The first in Dead Cat Bounce's set of "mock n roll" songs displays the same talent for clever and quirky musical one-liners that made Flight of the Conchords so popular – it's just a shame they don't carry on that way.
'The Weeping of the Willows' pulls Kenneth Grahame's characters out of their Victorian rural idyll and drops them into a dystopian industrial future where Ratty is an oppressed factory worker, Mole is a prostitute and Mr Toad commits suicide a la Kurt Cobain. Played in thrash metal style, it makes for an inventive and brilliantly incongruous opener, but the rest of the set is mediocre in comparison.

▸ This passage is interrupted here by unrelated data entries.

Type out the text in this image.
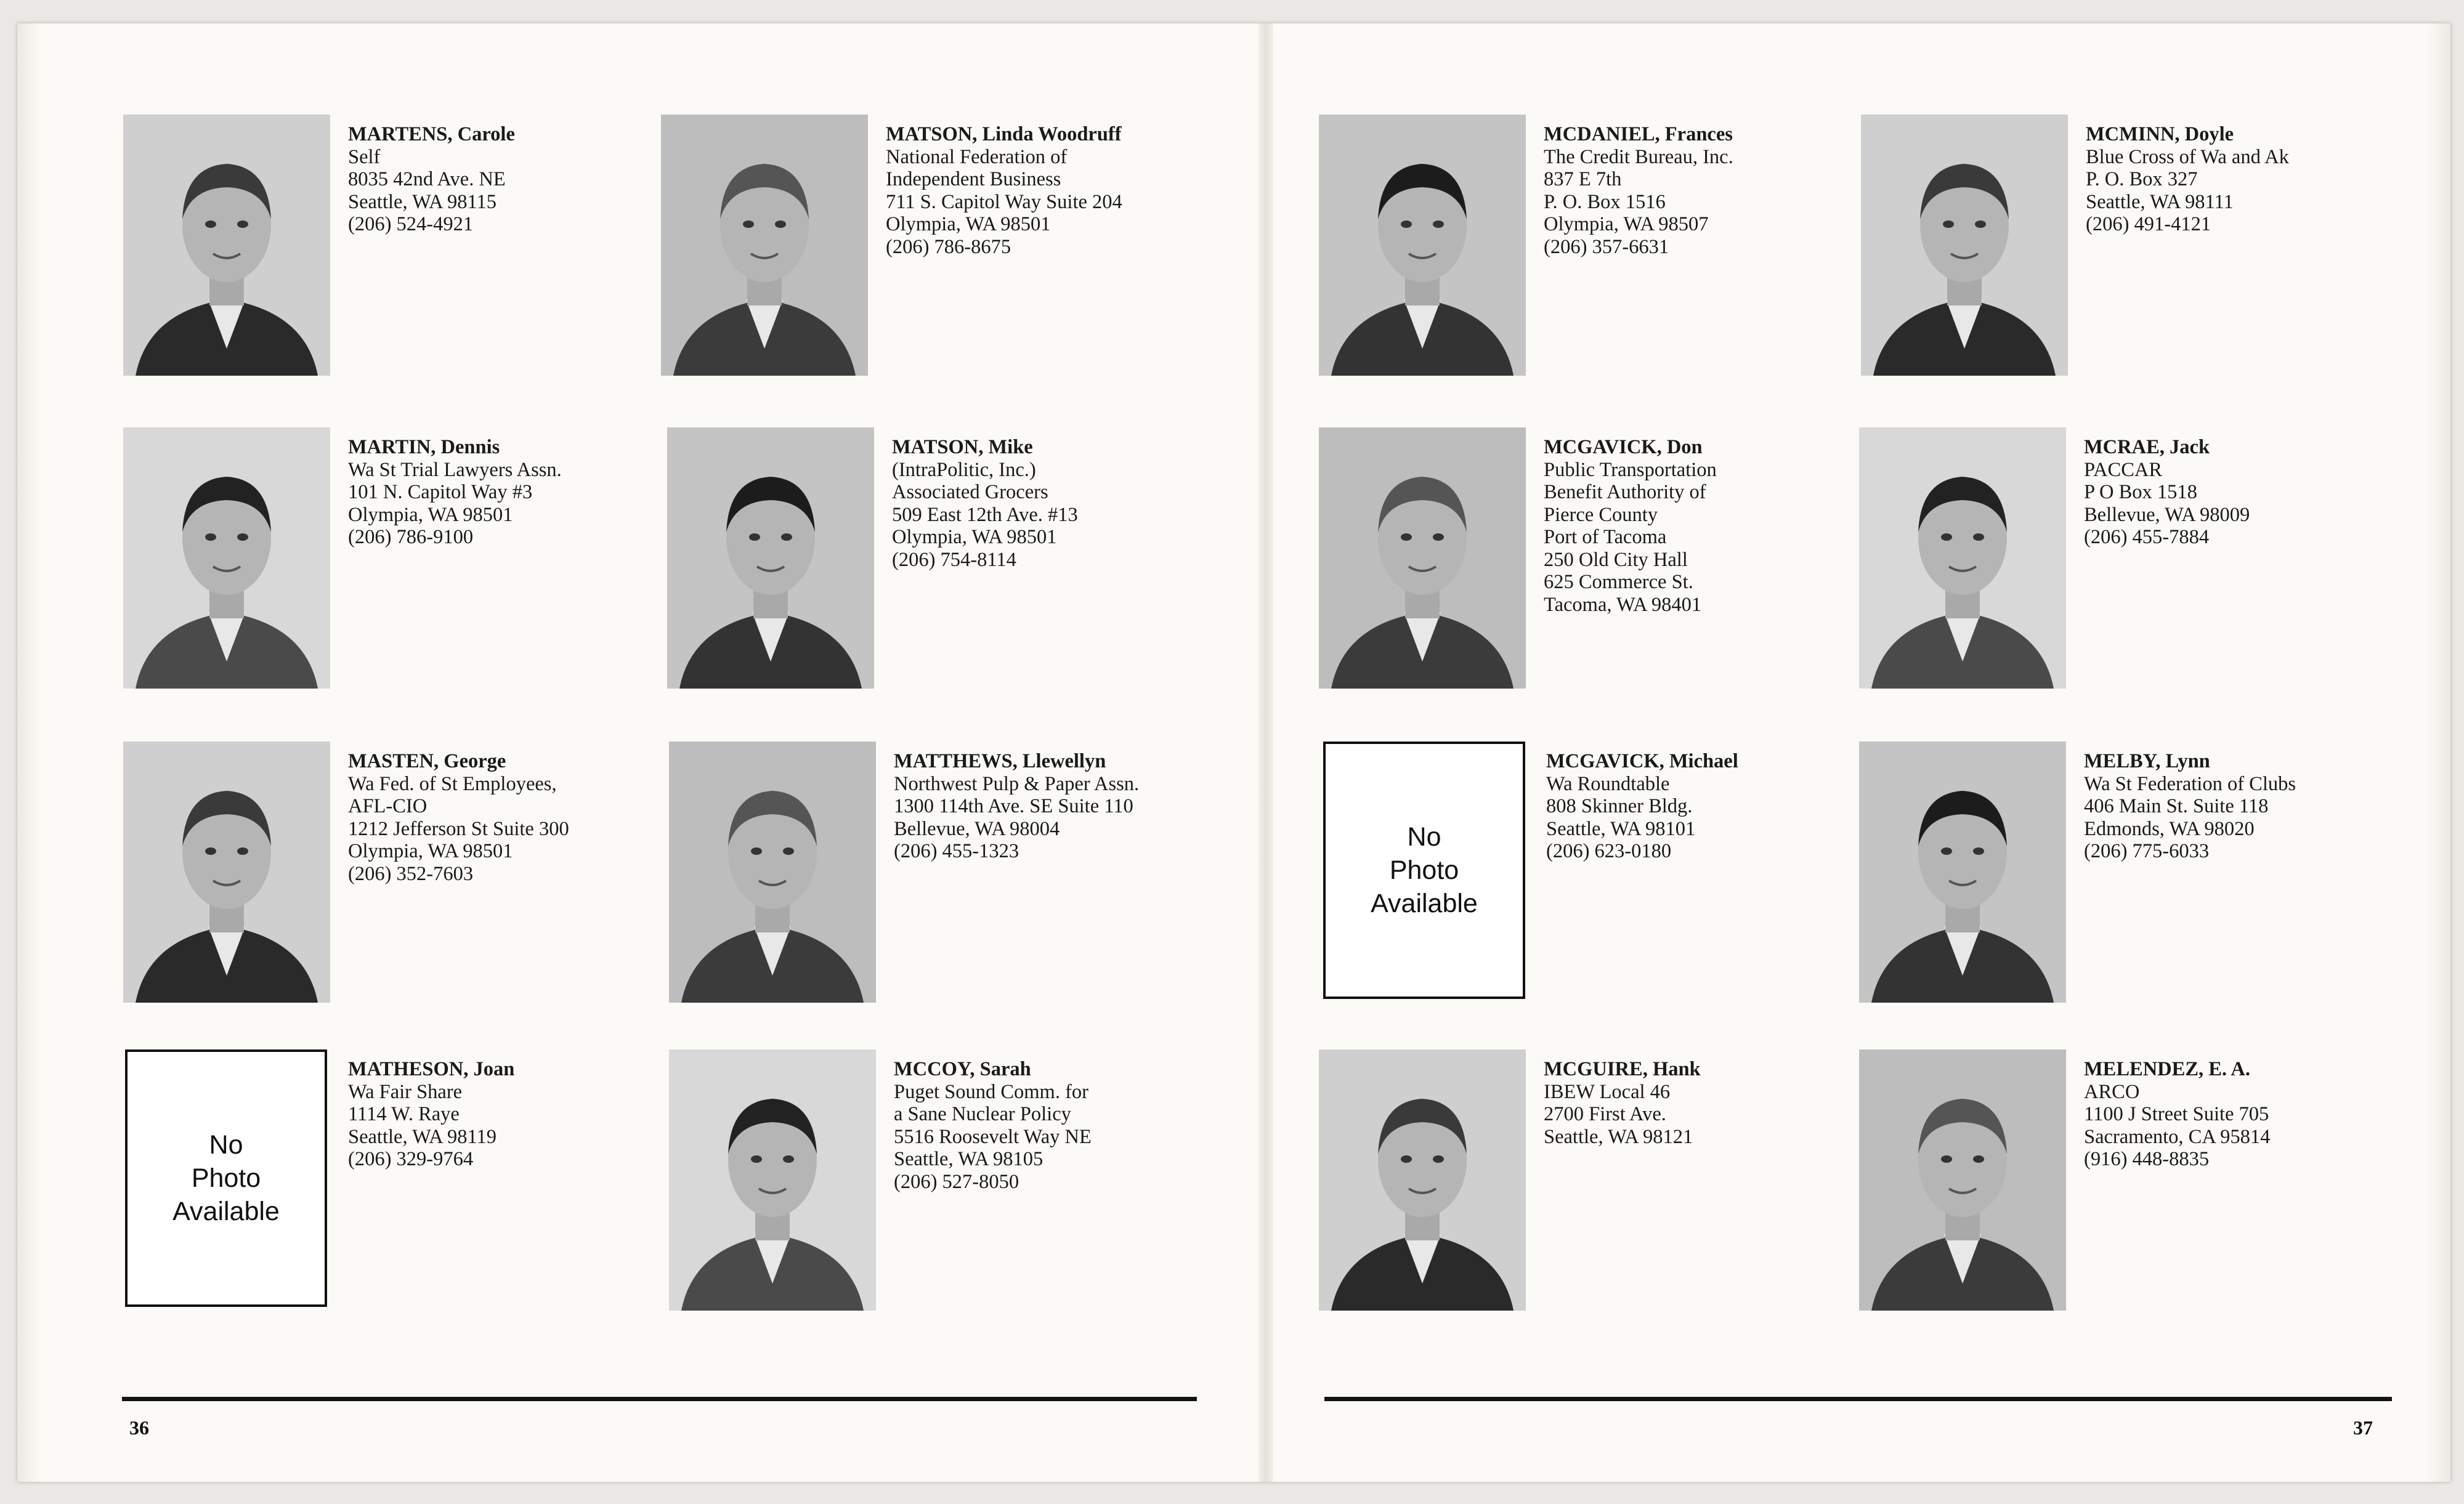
MARTENS, Carole
Self
8035 42nd Ave. NE
Seattle, WA 98115
(206) 524-4921
MATSON, Linda Woodruff
National Federation of
Independent Business
711 S. Capitol Way Suite 204
Olympia, WA 98501
(206) 786-8675
MARTIN, Dennis
Wa St Trial Lawyers Assn.
101 N. Capitol Way #3
Olympia, WA 98501
(206) 786-9100
MATSON, Mike
(IntraPolitic, Inc.)
Associated Grocers
509 East 12th Ave. #13
Olympia, WA 98501
(206) 754-8114
MASTEN, George
Wa Fed. of St Employees,
AFL-CIO
1212 Jefferson St Suite 300
Olympia, WA 98501
(206) 352-7603
MATTHEWS, Llewellyn
Northwest Pulp & Paper Assn.
1300 114th Ave. SE Suite 110
Bellevue, WA 98004
(206) 455-1323
No
Photo
Available
MATHESON, Joan
Wa Fair Share
1114 W. Raye
Seattle, WA 98119
(206) 329-9764
MCCOY, Sarah
Puget Sound Comm. for
a Sane Nuclear Policy
5516 Roosevelt Way NE
Seattle, WA 98105
(206) 527-8050
36
MCDANIEL, Frances
The Credit Bureau, Inc.
837 E 7th
P. O. Box 1516
Olympia, WA 98507
(206) 357-6631
MCMINN, Doyle
Blue Cross of Wa and Ak
P. O. Box 327
Seattle, WA 98111
(206) 491-4121
MCGAVICK, Don
Public Transportation
Benefit Authority of
Pierce County
Port of Tacoma
250 Old City Hall
625 Commerce St.
Tacoma, WA 98401
MCRAE, Jack
PACCAR
P O Box 1518
Bellevue, WA 98009
(206) 455-7884
No
Photo
Available
MCGAVICK, Michael
Wa Roundtable
808 Skinner Bldg.
Seattle, WA 98101
(206) 623-0180
MELBY, Lynn
Wa St Federation of Clubs
406 Main St. Suite 118
Edmonds, WA 98020
(206) 775-6033
MCGUIRE, Hank
IBEW Local 46
2700 First Ave.
Seattle, WA 98121
MELENDEZ, E. A.
ARCO
1100 J Street Suite 705
Sacramento, CA 95814
(916) 448-8835
37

Most of the rest of the songs, like 'Rugby'—which riffs on the sport's homoerotic undertones—and 'Firemen'—playing on hoes/hose—stretch one moderately funny joke over the course of three or four minutes. It's mildly amusing for the first few songs, but it gets increasingly tedious as the set stretches on. The humour is at times insular: you can see how it would have been funny to the four lads in the hothouse environment of the recording studio, but it doesn't seem to quite work when let out into the wider world.
A piss-take though it may have been, the last song, a plea for the audience to buy the band's CD, again gives the impression that the men from Dublin don't yet have the material to match their potential.